The bill improves national medical surge, aeromedical transport, and readiness through expanded DoD-managed support and reporting, while imposing costs on taxpayers, adding burdens for civilian health providers, and creating potential coordination risks.
Military personnel and civilian hospitals gain coordinated surge medical capacity and faster access to care during declared national emergencies through joint DoD-civilian planning and mobilization.
DoD support to combatant commands via the Defense Health Agency helps ensure assured medical logistics and aeromedical transport during contingency operations, strengthening national response capability.
Designated transport/aeromedical hub locations will maintain staffing, training, and readiness for high-consequence events, improving local preparedness and sustained response capacity.
Civilian healthcare partners (hospitals and health systems) may face added operational burdens, training requirements, and readiness obligations to participate in rapid-mobilization and specialized surge activities.
Expanding a DoD-run program and maintaining aeromedical/transport readiness is likely to increase defense-related spending and administrative costs paid by taxpayers.
Despite a prohibition on duplicative activity, the program could create interagency coordination challenges or operational confusion during emergencies, risking inefficient response.
Based on analysis of 2 sections of legislative text.
Authorizes a DoD-led Military-Civilian Medical Surge Program in coordination with HHS to strengthen surge capacity, staffing, partnerships, and hub site readiness for major emergencies.

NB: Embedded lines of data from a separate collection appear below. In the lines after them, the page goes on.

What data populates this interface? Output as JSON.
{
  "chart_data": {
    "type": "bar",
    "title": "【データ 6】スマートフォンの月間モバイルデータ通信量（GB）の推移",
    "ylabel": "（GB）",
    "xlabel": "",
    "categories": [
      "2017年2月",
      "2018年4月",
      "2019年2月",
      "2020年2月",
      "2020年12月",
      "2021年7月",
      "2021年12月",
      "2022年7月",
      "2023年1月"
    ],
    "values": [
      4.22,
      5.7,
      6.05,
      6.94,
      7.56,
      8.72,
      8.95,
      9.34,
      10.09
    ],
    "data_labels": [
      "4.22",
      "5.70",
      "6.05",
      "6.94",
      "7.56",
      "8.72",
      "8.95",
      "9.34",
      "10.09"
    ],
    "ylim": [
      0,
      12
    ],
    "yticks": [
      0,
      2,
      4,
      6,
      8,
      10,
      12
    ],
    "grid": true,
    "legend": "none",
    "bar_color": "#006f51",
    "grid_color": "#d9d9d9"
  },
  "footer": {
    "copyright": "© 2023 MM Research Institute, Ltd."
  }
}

Official title: To amend title 10, United States Code, to direct the Secretary of Defense to establish the Military-Civilian Medical Surge Program.
Introduced December 9, 2025 by Donald J. Bacon · Last progress December 9, 2025
Creates a permanent Military-Civilian Medical Surge Program run by the Department of Defense in coordination with HHS to strengthen surge capacity and interoperability for major public-health and national emergencies. The program requires the Department of Defense, through the Institute for Defense Health Cooperation at the Uniformed Services University, to staff, train, and partner with public, private, nonprofit, and academic health organizations at least eight transport/logistics/aeromedical hub locations, to coordinate with existing National Disaster Medical System (NDMS) authorities, and to deliver regular reports to Congress on readiness and capabilities. The law establishes program management and coordination routines (meetings, reports, partner participation), preserves HHS leadership of NDMS administrative authorities, and directs the Department of Defense to provide combatant command support through the Defense Health Agency during contingency operations. It does not itself appropriate funds or change tax law; it creates an authorized program of record with reporting and staffing requirements and authority to select additional domestic or overseas sites.